Character Coming Through
January 13, 2022 | Men's Basketball, Joel Coleman
On the heels of a setback, Bulldogs once again answer.
STARKVILLE – Inside the Mississippi State locker room, there's a belief this season can be special. The feeling was palpable long before the year even tipped off.
Here's the thing about lofty goals and high hopes. Very rarely is the path to achieving dreams a clear one.
For MSU, the clouds have rolled in a few times this season. There was the year's first loss to Louisville. There were back-to-back defeats at the hands of Minnesota, then Colorado State. Then came the most recent disappointment last Saturday at Ole Miss.
Each setback hurt. Yet what the trials also might've done is reveal exactly who these Bulldogs are – a team so mature and confident in its ability that no pothole is going to slow it down.
That loss to Louisville? It was followed by back-to-back wins. After dropping the games to Minnesota and Colorado State, MSU went on a four-game winning streak punctuated by a resounding win over Arkansas in the Southeastern Conference opener.
Then came Wednesday night. Only four days after falling in Oxford, there was Mississippi State picking itself up, dusting itself off and putting itself right back on the road towards its ambitions.
The Maroon and White Bulldogs beat the Georgia kind 88-72. It was the latest display of how MSU won't allow its problems to snowball. When the Dawgs get bucked off their figurative horse, they get right back in the saddle.
"I think we have high-character kids," Mississippi State head coach Ben Howland said. "I'm really blessed in that manner. Our character as a group is really high. They're high-character guys. They were obviously really bothered by the loss and the performance up in Oxford. I thought they came back and had two very tough grueling practices on Monday and Tuesday to prepare themselves to come out and play better. That speaks to their character."
More than one coach has said you'll play how you practice. If that's the case, Wednesday night provided plenty of evidence that Howland wasn't kidding when bragging about his team's pre-Georgia workouts.
The Bulldogs used a total-team effort to pick itself up off the mat. There was Iverson Molinar scoring a career-high 28 points and tying a career best with seven assists.
Cameron Matthews scored 10 points to hit double figures against an SEC foe for the first time ever.
Javian Davis and Andersson Garcia set new career highs in scoring. Davis tallied 12 points and Garcia had 10 off the Bulldog bench. Another reserve, Rocket Watts, added seven points.
Garrison Brooks set a new career single-game mark with four blocks. Shakeel Moore scored eight points and had multiple steals for the 11th time in 15 games this season. D.J. Jeffries did a little bit of everything with seven points, five rebounds, five assists and three blocks.
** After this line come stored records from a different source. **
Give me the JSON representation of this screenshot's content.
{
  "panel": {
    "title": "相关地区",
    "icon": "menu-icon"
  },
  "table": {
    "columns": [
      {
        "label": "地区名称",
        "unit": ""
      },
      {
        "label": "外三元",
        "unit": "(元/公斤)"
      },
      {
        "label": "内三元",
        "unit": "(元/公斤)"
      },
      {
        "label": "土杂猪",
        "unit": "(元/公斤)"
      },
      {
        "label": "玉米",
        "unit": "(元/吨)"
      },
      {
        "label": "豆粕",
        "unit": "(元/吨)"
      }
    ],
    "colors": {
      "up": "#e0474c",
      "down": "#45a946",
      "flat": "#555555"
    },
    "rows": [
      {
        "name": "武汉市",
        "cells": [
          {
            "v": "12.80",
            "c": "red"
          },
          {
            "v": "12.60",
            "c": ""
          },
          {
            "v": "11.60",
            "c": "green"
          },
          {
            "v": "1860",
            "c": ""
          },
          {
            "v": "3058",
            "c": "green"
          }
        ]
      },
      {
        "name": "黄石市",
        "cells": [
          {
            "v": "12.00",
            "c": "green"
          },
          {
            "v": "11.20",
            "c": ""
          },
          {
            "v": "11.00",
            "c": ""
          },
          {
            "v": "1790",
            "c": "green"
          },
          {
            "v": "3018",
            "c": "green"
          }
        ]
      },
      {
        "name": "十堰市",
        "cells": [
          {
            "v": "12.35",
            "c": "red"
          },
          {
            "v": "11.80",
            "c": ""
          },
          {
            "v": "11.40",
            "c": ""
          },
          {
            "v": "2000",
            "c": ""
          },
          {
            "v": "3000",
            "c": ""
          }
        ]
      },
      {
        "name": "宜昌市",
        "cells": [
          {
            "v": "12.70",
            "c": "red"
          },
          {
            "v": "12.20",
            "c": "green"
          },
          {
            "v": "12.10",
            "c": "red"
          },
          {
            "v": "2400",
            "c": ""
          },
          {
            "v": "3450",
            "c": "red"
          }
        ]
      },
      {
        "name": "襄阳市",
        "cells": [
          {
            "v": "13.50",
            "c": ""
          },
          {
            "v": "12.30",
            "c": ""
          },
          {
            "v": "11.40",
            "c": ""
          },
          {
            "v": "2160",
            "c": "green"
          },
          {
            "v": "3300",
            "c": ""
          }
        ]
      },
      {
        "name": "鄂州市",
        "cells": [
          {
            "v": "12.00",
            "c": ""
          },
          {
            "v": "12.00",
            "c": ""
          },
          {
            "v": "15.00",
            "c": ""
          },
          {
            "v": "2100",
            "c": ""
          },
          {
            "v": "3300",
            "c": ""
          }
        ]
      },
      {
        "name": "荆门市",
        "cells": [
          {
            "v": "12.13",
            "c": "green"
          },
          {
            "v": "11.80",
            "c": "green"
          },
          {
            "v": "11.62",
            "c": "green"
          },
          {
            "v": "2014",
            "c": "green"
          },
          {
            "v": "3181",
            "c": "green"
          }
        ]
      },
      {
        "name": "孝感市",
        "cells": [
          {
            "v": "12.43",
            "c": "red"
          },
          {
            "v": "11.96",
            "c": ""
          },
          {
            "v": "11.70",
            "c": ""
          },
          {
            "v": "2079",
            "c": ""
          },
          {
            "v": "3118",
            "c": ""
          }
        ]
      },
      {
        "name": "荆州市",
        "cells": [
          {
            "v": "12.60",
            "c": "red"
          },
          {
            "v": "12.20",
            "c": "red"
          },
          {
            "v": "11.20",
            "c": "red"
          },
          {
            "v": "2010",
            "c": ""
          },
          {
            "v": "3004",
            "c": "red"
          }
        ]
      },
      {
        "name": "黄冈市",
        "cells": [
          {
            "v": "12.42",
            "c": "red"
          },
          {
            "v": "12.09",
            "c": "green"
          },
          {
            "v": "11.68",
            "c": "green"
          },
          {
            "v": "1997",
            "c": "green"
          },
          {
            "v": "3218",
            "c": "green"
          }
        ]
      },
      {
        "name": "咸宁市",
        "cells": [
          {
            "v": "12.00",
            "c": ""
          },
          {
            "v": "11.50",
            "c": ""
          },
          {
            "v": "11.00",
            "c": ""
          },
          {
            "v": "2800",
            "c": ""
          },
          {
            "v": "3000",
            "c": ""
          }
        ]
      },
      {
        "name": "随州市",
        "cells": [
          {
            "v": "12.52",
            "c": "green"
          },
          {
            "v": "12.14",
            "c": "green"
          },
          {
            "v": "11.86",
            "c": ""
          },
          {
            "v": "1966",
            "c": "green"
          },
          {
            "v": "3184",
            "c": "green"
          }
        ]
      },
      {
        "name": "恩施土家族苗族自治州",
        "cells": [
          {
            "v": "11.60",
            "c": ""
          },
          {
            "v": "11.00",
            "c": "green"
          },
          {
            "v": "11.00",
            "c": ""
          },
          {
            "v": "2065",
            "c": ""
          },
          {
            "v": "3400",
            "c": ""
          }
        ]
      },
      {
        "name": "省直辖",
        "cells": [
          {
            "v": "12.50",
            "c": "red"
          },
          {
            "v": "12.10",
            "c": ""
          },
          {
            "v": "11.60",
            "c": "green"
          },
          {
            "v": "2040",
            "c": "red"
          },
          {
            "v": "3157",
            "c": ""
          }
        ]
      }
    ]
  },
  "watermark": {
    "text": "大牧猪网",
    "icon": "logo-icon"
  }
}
When you look at those names, it shouldn't come as much surprise MSU knows a thing or two about how to bite back once bitten. Molinar, Davis, Watts, Brooks and Jeffries are all juniors that have been through too many wars to count. Davis, Watts, Brooks and Jeffries, along with the sophomore Moore, all are transfers who've been on the court at other big-time schools, providing them with another layer of experience.
None of this even mentions redshirt junior big man Tolu Smith, the SEC's defending rebounding king who's missed the last two games, or a guy like Derek Fountain who played such a big role for State a year ago. Even freshman Cam Carter seems wise beyond his years.
This is a team too grown up to throw in a towel when the going has gotten tough.
"[Earlier this season], I said we have mature guys on the team," Molinar said. "Even if we lose one or two games, we're still going to bounce back from that and the confidence, we're never going to lose the confidence. We know how good we are when we play hard at both ends of the floor. [It helps] just having that experience, having a bunch of juniors and sophomores and seniors that have already been through games like that and already been through times when they needed to bounce back when stuff didn't go right. That's what we did [Wednesday] and we're going to keep building off of this."
If you didn't catch any hint of panic in Molinar's words, it's because there wasn't any. There was no desperation. There wasn't any false bravado either.
There was simply – here's that word again – belief. Belief Mississippi State has the pieces to succeed. Belief his Bulldogs have the talent to get on a roll. And seemingly belief this team's best days are in front of it.
Last Saturday and a few other dates this season have no doubt been tough moments, but Wednesday night reemphasized that the same internal confidence this MSU group had amongst itself headed into the year remains. A little turbulence hasn't dampened State's spirit. The Bulldogs have too much character to let that happen. The prior storms have only proven MSU knows how to stay singing and dancing and believing right on through the rain, keeping hope alive and well.